Immunthrombozytopenie
ITP (Immunthrombozytopenie )
ITP (Immunthrombozytopenie )
Immunthrombozytopenie ist eine Autoimmunerkrankung (kein Blutkrebs!), bei der es zu einem Mangel an Blutplättchen (Thrombozyten) im Blut kommt. Immunthrombozytopenie ist auch unter dem Begriff Morbus Werlhof bekannt. Die Abkürzung ITP stammt von „idiopathische thrombopenische Purpura“. Idiopathisch bedeutet „aus unklarer Ursache“. Purpura sind kleine Blutungen in der Haut oder den Schleimhäuten.
Das Blut besteht aus vielen verschiedenen Zellarten, darunter Thrombozyten. Das sind kleine Zellen, die eine wichtige Rolle bei der Blutgerinnung spielen. Wird ein Blutgefäß verletzt, verkleben diese Zellen miteinander und bilden einen Pfropf, der die Wände des Blutgefäßes abdichtet. Die Wunde hört auf zu bluten und es können auch keine Keime in den Körper eindringen.
Thrombozyten werden im Knochenmark gebildet und gelangen in den Blutkreislauf, sobald sie fertig ausgereift sind. Nach etwa sieben Tagen werden sie von der Milz oder Leber auf natürlichem Wege wieder abgebaut.
Bei Menschen mit ITP stuft das Immunsystem diese gesunden Blutplättchen fälschlicherweise als krank ein und bildet Proteine, sogenannte Antikörper. Diese Antikörper greifen die Thrombozyten an und verhindern, dass sie ihre Aufgabe erfüllen können und entfernen sie schneller aus dem Körper als üblicherweise. Die Antikörper beeinflussen auch jene Zellen, welche neue Thrombozyten bilden. Dadurch werden weniger Thrombozyten produziert.
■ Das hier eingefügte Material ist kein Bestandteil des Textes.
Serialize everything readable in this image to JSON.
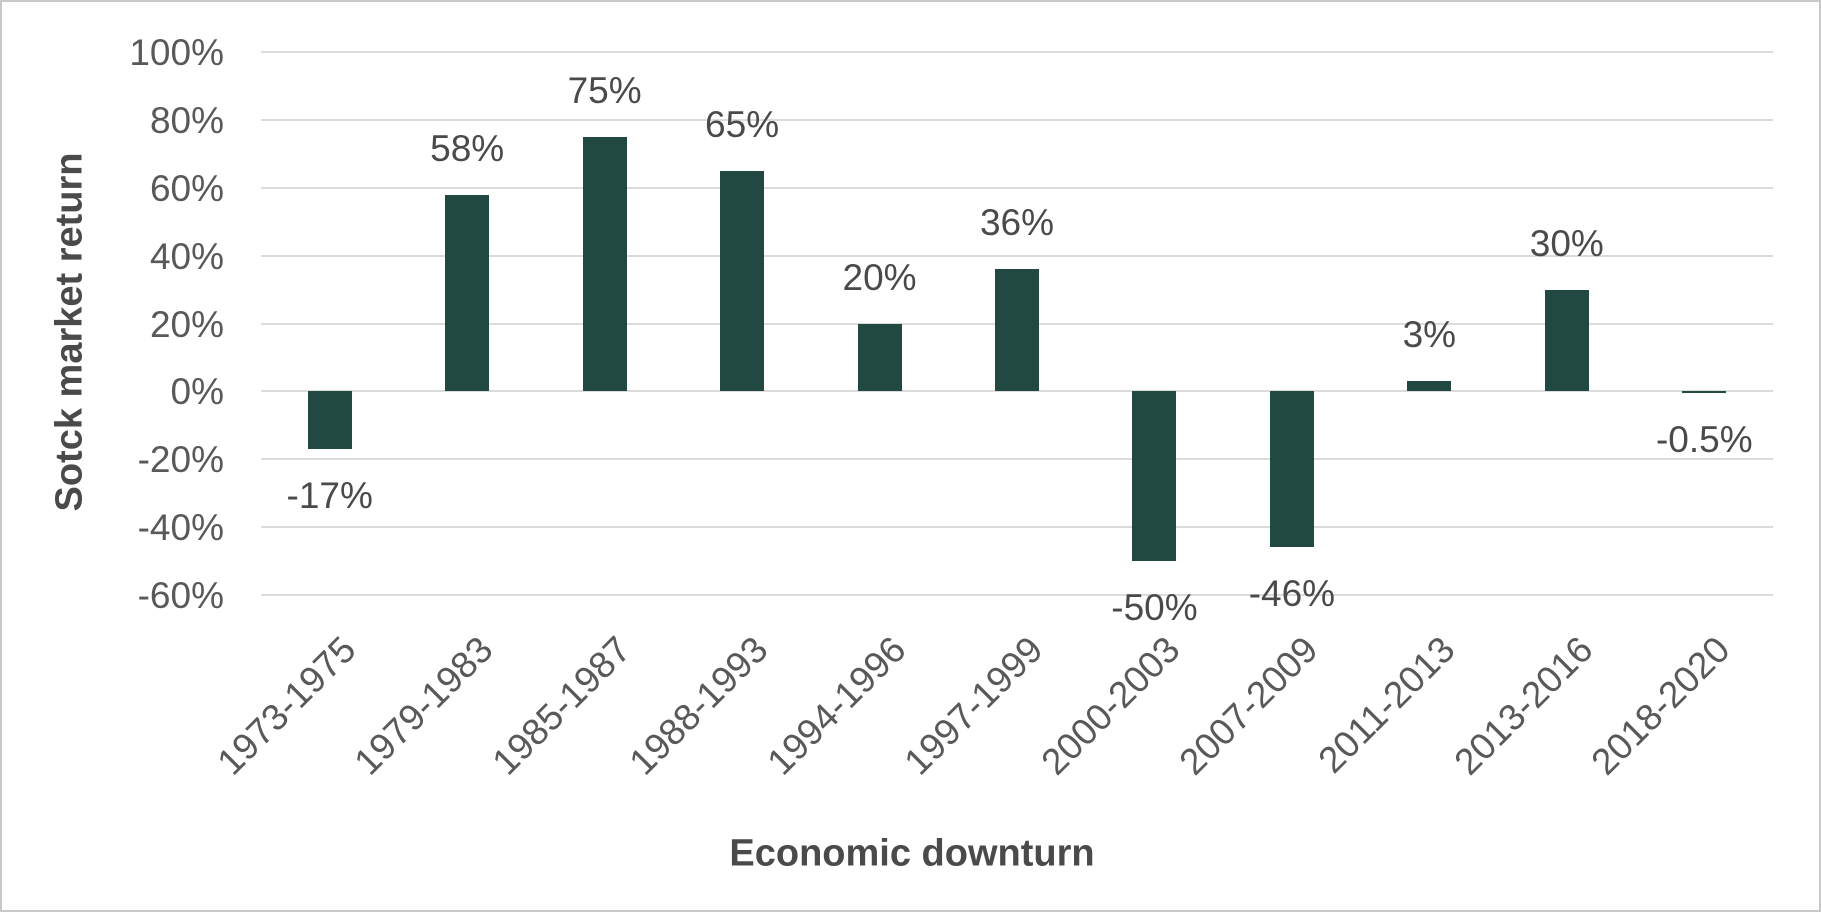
{
  "chart_data": {
    "type": "bar",
    "title": "",
    "xlabel": "Economic downturn",
    "ylabel": "Sotck market return",
    "categories": [
      "1973-1975",
      "1979-1983",
      "1985-1987",
      "1988-1993",
      "1994-1996",
      "1997-1999",
      "2000-2003",
      "2007-2009",
      "2011-2013",
      "2013-2016",
      "2018-2020"
    ],
    "values": [
      -17,
      58,
      75,
      65,
      20,
      36,
      -50,
      -46,
      3,
      30,
      -0.5
    ],
    "data_labels": [
      "-17%",
      "58%",
      "75%",
      "65%",
      "20%",
      "36%",
      "-50%",
      "-46%",
      "3%",
      "30%",
      "-0.5%"
    ],
    "ylim": [
      -60,
      100
    ],
    "ytick_step": 20,
    "yticks": [
      "100%",
      "80%",
      "60%",
      "40%",
      "20%",
      "0%",
      "-20%",
      "-40%",
      "-60%"
    ],
    "grid": true,
    "legend": false,
    "bar_color": "#214941",
    "gridline_color": "#dbdbdb",
    "tick_label_color": "#595959",
    "data_label_color": "#4a4a4a",
    "axis_title_color": "#4a4a4a"
  }
}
Dieses Ungleichgewicht aus beschleunigtem Abbau von Blutplättchen auf der einen und mangelnder Neubildung auf der anderen Seite bringt das System aus dem Gleichgewicht – eine erhöhte Blutungsneigung ist die Folge.
Es gibt zwei Formen einer ITP:
Eine ITP wird der Gruppe der seltenen Erkrankungen zugeordnet. Im Schnitt erkrankt etwa 1 von 25.000 Personen pro Jahr. Kinder und Erwachsene sind gleich häufig betroffen. Bei Kindern wird die Erkrankung selten chronisch und heilt nach einiger Zeit von alleine wieder aus. Erwachsene hingegen müssen mit dieser Blutkrankheit allerdings meist leben lernen.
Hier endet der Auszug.